The loss of the battle, be it noted, is due in no wise to lack of courage on the part of the French, but to over confidence on the part of Roland in his own prowess in refusing to sound the horn for reinforcements. Because of this blind confidence, and of the dread of losing caste in the public eye, the disaster occurred. It was due to rashness, to heroic folly, making Roland the type of a kind of bravery that characterized that youthful and foolhardy French nobility on the battlefields of Mansourah, Courtrai, Crécy, Poitiers, and Agincourt. Roland possesses their virtues but likewise their defects. In contrast to these brilliant traits, and as though to exalt them, there is shown the sound common sense that distinguishes Oliver. He is just as brave as his companion, and besides, more lovable, more human, and more modest. Nevertheless, Roland remains the hero, for in poetry as in life, the best are not always the preferred.

The poem is the first of the great French heroic poems known as "chansons de geste." It is written in stanzas of various length, bound together by the vowel-rhyme known as assonance. It is not possible to reproduce effectively this device in English, and the author of some translations adopt what is perhaps the nearest equivalent — the romantic measure of Coleridge and Scott.

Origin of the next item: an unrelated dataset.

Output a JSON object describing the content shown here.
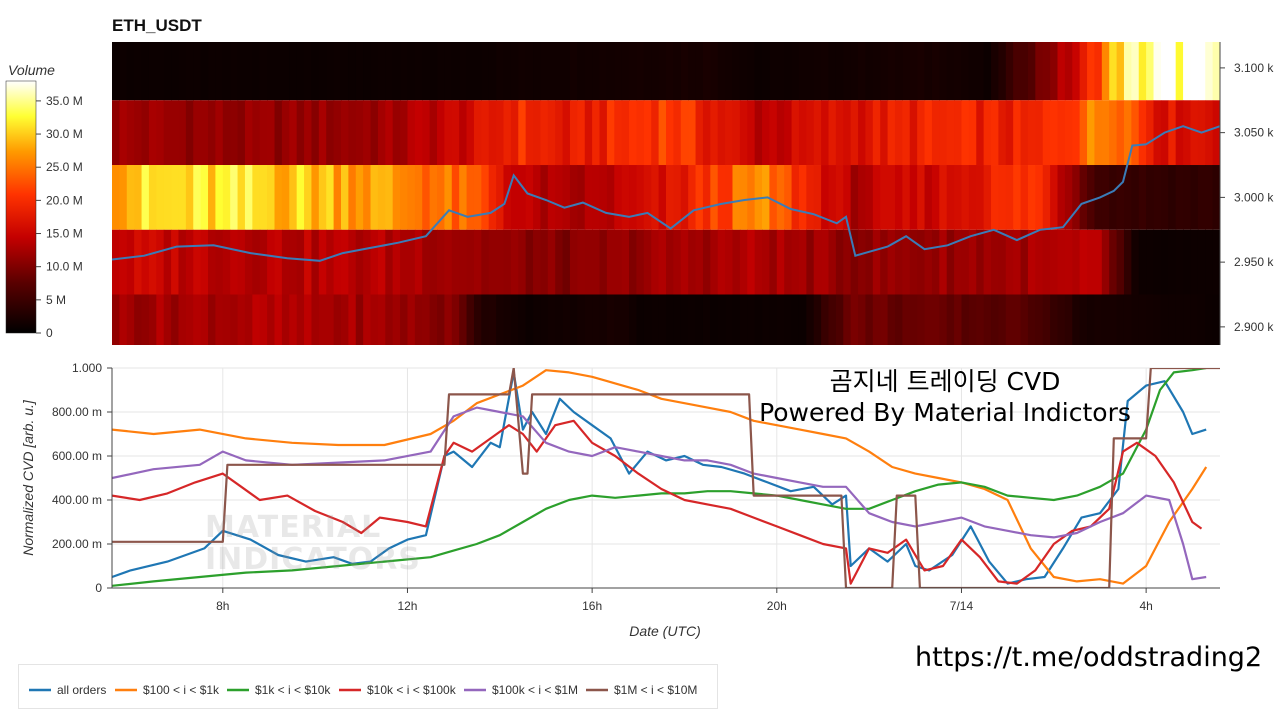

Simple almost to bareness in style, without subtlety or high imagination, the Song of Roland is yet not without grandeur; and its patriotic ardor gives it a place as the earliest of the truly national poems of the modern world. The legend was already translated into German in the twelfth century, and into English in the thirteenth; it has been translated at least twice into each of these languages in the nineteenth. In France many translations have appeared since the edition of Michel, and even in Poland and in distant Russia the song of Roland exercised the talent of the native poet.